Inexpensive and readily available. Depending on the version that you select, Quicken may be purchased for $40-50 at many retail outlets.
Flexible. Allows record-keeping for a wide variety of agricultural and non-ag business enterprises.
Widely used. Users can compare notes with neighbors on its application and use.
Quicken's checkbook register makes for a familiar environment to begin computerized recordkeeping. Although Quicken includes only home and general business income and expense categories, farm income and expense categories are easily added. Import options allow you to add a farm category list created at Oklahoma State University that matches the tax Schedule F, minimizing the effort required to develop a beginning chart of accounts.
Quicken's "class" feature can be used with categories to further identify and sort transactions to allow cash reports by enterprise, by partnership share, or by farm. QuickFill features recognize and complete repetitive transactions to reduce the typing required. Splits of transactions allow a specific transaction to be divided into as many as 30 components with different category and/or class assignments. For example, a check written to a farm supply store can be separated into expenses for fertilizer for wheat, feed for hogs, and fuel for checking cattle.
Reports—transactions, cash flow, account balances, balance sheet, comparison, tax summary—are easily generated, information filtered and layout modified.

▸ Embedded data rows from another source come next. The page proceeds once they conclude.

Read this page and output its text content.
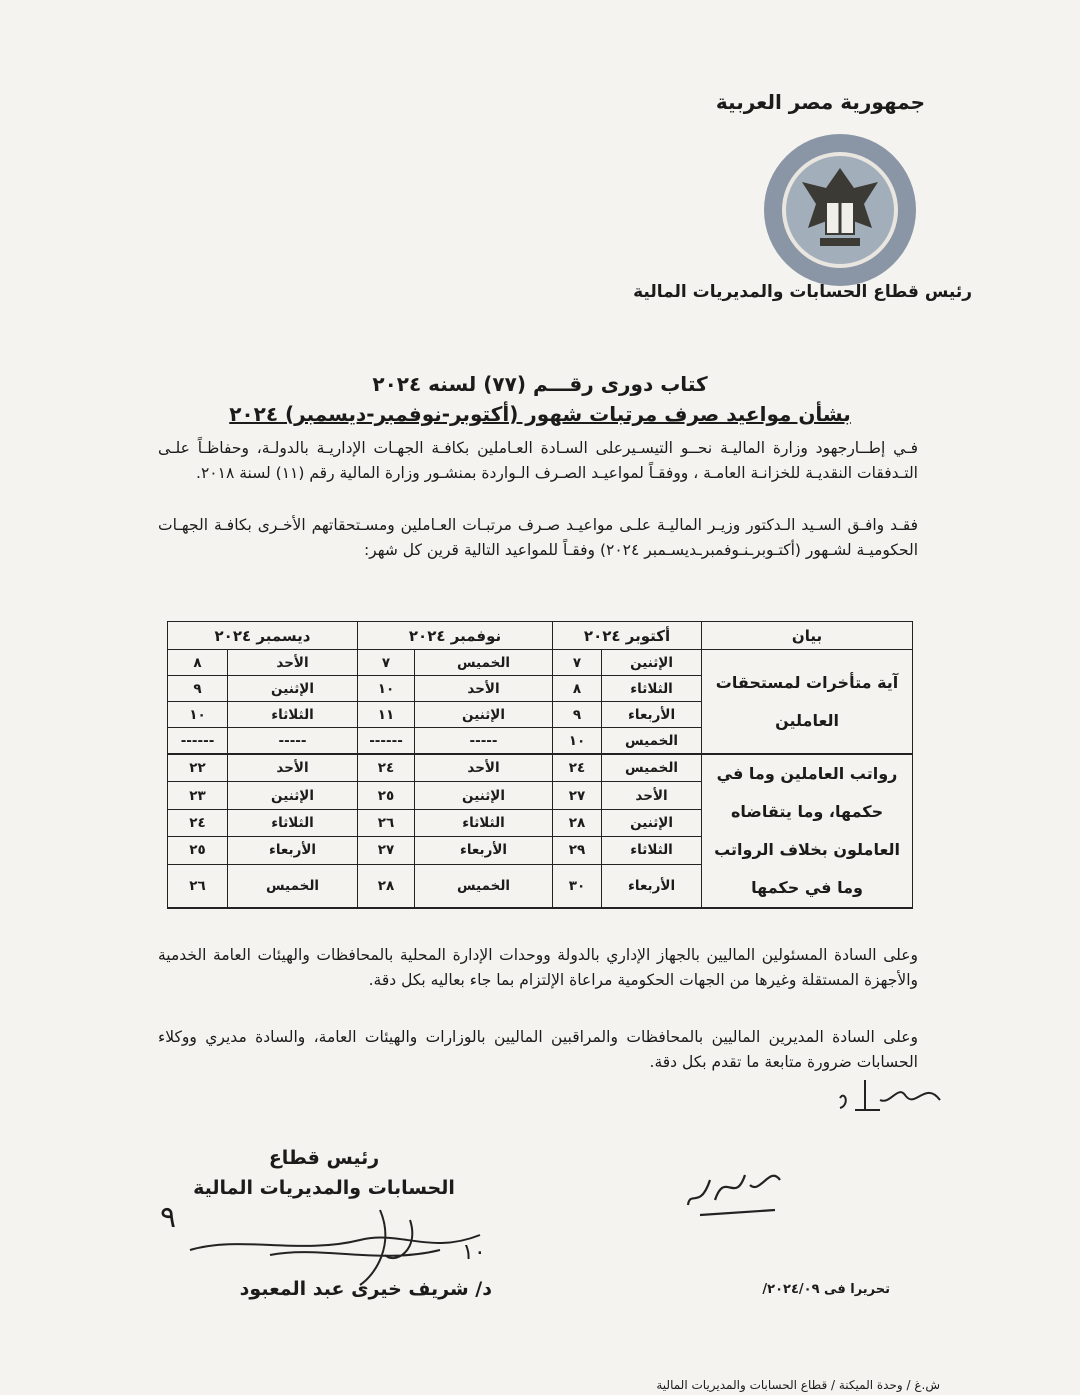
جمهورية مصر العربية
رئيس قطاع الحسابات والمديريات المالية
كتاب دورى رقـــم (٧٧) لسنه ٢٠٢٤
بشأن مواعيد صرف مرتبات شهور (أكتوبر-نوفمبر-ديسمبر) ٢٠٢٤
فـي إطــارجهود وزارة الماليـة نحــو التيسـيرعلى السـادة العـاملين بكافـة الجهـات الإداريـة بالدولـة، وحفاظـاً علـى التـدفقات النقديـة للخزانـة العامـة ، ووفقـاً لمواعيـد الصـرف الـواردة بمنشـور وزارة المالية رقم (١١) لسنة ٢٠١٨.
فقـد وافـق السـيد الـدكتور وزيـر الماليـة علـى مواعيـد صـرف مرتبـات العـاملين ومسـتحقاتهم الأخـرى بكافـة الجهـات الحكوميـة لشـهور (أكتـوبرـنـوفمبرـديسـمبر ٢٠٢٤) وفقـاً للمواعيد التالية قرين كل شهر:
بيان	أكتوبر ٢٠٢٤		نوفمبر ٢٠٢٤		ديسمبر ٢٠٢٤	
آية متأخرات لمستحقات العاملين	الإثنين	٧	الخميس	٧	الأحد	٨
	الثلاثاء	٨	الأحد	١٠	الإثنين	٩
	الأربعاء	٩	الإثنين	١١	الثلاثاء	١٠
	الخميس	١٠	-----	------	-----	------
رواتب العاملين وما في حكمها، وما يتقاضاه العاملون بخلاف الرواتب وما في حكمها	الخميس	٢٤	الأحد	٢٤	الأحد	٢٢
	الأحد	٢٧	الإثنين	٢٥	الإثنين	٢٣
	الإثنين	٢٨	الثلاثاء	٢٦	الثلاثاء	٢٤
	الثلاثاء	٢٩	الأربعاء	٢٧	الأربعاء	٢٥
	الأربعاء	٣٠	الخميس	٢٨	الخميس	٢٦
وعلى السادة المسئولين الماليين بالجهاز الإداري بالدولة ووحدات الإدارة المحلية بالمحافظات والهيئات العامة الخدمية والأجهزة المستقلة وغيرها من الجهات الحكومية مراعاة الإلتزام بما جاء بعاليه بكل دقة.
وعلى السادة المديرين الماليين بالمحافظات والمراقبين الماليين بالوزارات والهيئات العامة، والسادة مديري ووكلاء الحسابات ضرورة متابعة ما تقدم بكل دقة.
رئيس قطاع
الحسابات والمديريات المالية
٩
١٠
د/ شريف خيرى عبد المعبود	تحريرا فى ٢٠٢٤/٠٩/
ش.غ / وحدة الميكنة / قطاع الحسابات والمديريات المالية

Although tax schedules are not generated, tax schedule reports summarize information recorded that pertains to a specific tax schedule and data can be exported to other software such as TurboTax®.
Built-in financial planning and monitoring features are also useful. Loans can be amortized with scheduled payments retained for future use. Whole farm budgets based on historic Quicken® data can be generated quickly and easily as can budgets developed from "scratch". Comparison reports highlight budget versus actual figures. Quicken files can be imported easily into QuickBooks®, a popular small business accounting package, if the producer later requires a more sophisticated financial record keeping system.
For agricultural users, a major shortcoming in Quicken is the inability to easily summarize physical data associated with individual financial transactions, making it hard to integrate production and financial records in reports and analysis. Within Quicken, physical quantities and price per unit information can be stored in memo lines and exported to spreadsheets for further summary and analysis. Likewise it is difficult to maintain a depreciation schedule for individual assets. Since Quicken was written for a broad personal finance market, the user must adjust to the software.